Drawing on the works of Herbert Simon, the 1978 Nobel economics laureate and a founding father of the study of artificial intelligence, I pointed out that often the crucial constraint on good decision-making is not the lack of information but our limited mental capability, or what Simon called "bounded rationality". Given our bounded rationality, I asserted, the only way to increase the stability of our financial system is to make it simpler. And the most important action to take is to restrict, or even ban, complex and risky financial instruments through the financial world equivalent of the drugs approval procedure.

The reactions of my audience were rather surprising. Not only did nobody challenge my proposals, but many agreed with me. Yes, they said, "quarterly capitalism" has been destructive. True, they related, we've seen too many derivative products that few people understood.
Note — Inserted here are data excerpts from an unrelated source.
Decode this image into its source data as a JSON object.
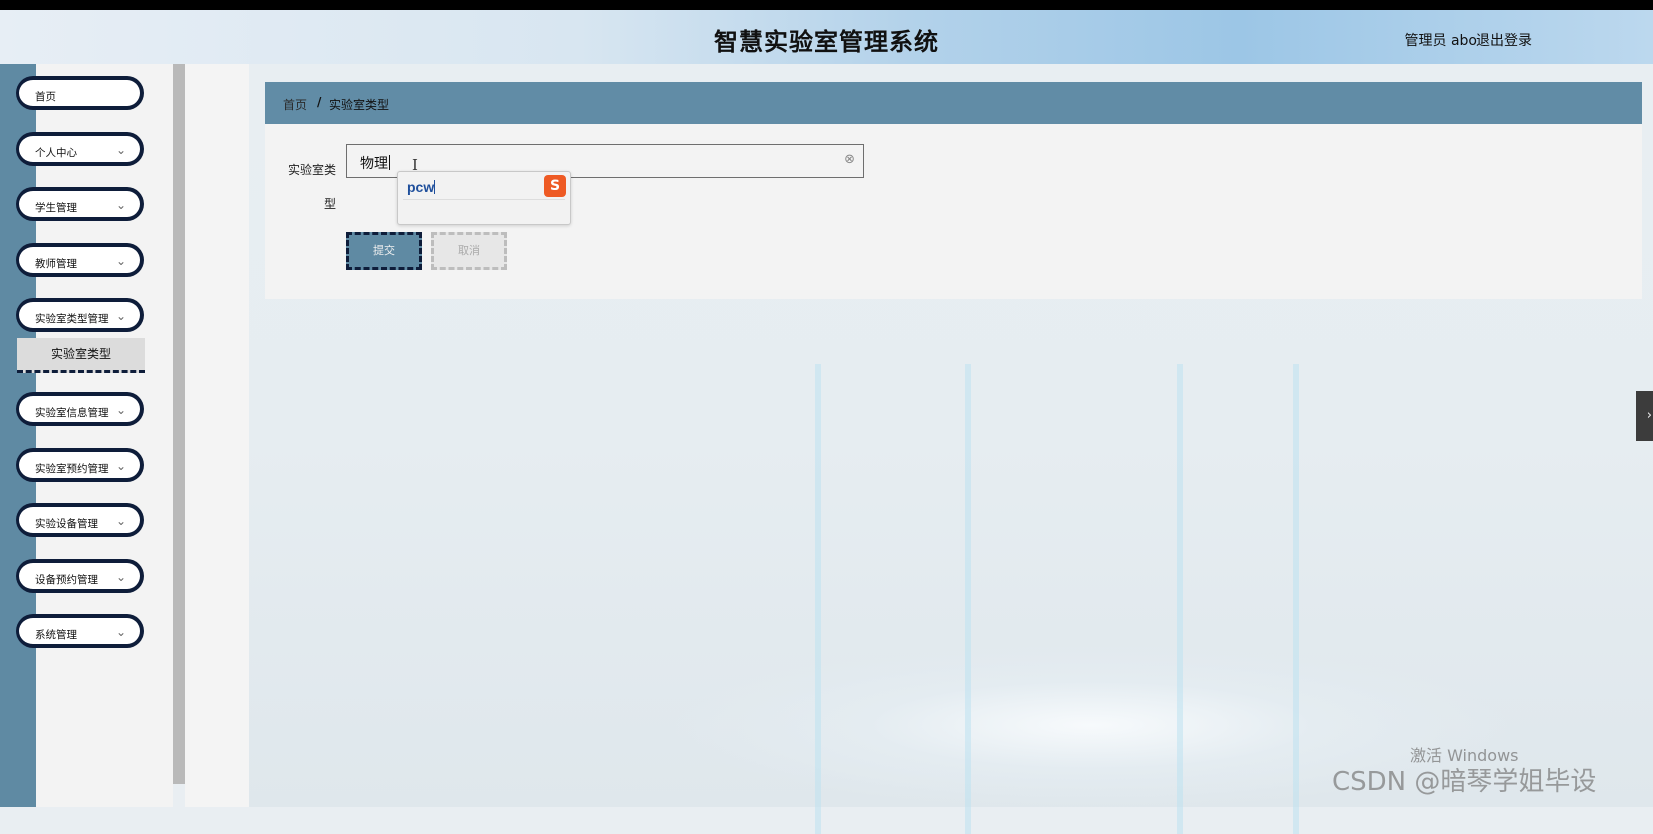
{
  "header": {
    "title": "智慧实验室管理系统",
    "user": "管理员 abo",
    "logout": "退出登录"
  },
  "sidebar": {
    "items": [
      {
        "label": "首页"
      },
      {
        "label": "个人中心"
      },
      {
        "label": "学生管理"
      },
      {
        "label": "教师管理"
      },
      {
        "label": "实验室类型管理"
      },
      {
        "label": "实验室信息管理"
      },
      {
        "label": "实验室预约管理"
      },
      {
        "label": "实验设备管理"
      },
      {
        "label": "设备预约管理"
      },
      {
        "label": "系统管理"
      }
    ],
    "chevron": "⌄",
    "active_sub": {
      "label": "实验室类型"
    }
  },
  "breadcrumb": {
    "home": "首页",
    "separator": "/",
    "current": "实验室类型"
  },
  "form": {
    "label": "实验室类型",
    "value": "物理",
    "clear_icon": "⊗",
    "ime": {
      "composition": "pcw",
      "logo": "S"
    },
    "submit": "提交",
    "cancel": "取消"
  },
  "side_toggle": "›",
  "watermarks": {
    "windows": "激活 Windows",
    "csdn": "CSDN @暗琴学姐毕设"
  },
  "colors": {
    "primary": "#5f8aa3",
    "dark_border": "#0e1d3a"
  }
}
And, yes, many of those products have been socially harmful.

It seems that, as it is wrong to label the Occupy movement as anti-capitalist, it is misleading to characterise the financial industry as being in denial about the need for reform. I am not naive enough to think that the people who came to my lecture are typical of the financial industry. However, a surprisingly large number of them acknowledged the problems of short-termism and excessive complexity that their industry has generated to the detriment of the rest of the economy – and ultimately to its own detriment, as the financial industry cannot thrive alone.

The rest of us need to have a closer dialogue with reform-minded people in the financial industry. They are the ones who can generate greater political acceptance of reforms among their colleagues and who can also help us devise technically competent reform proposals. After all, without a degree of "changes from within", no reform can be truly durable.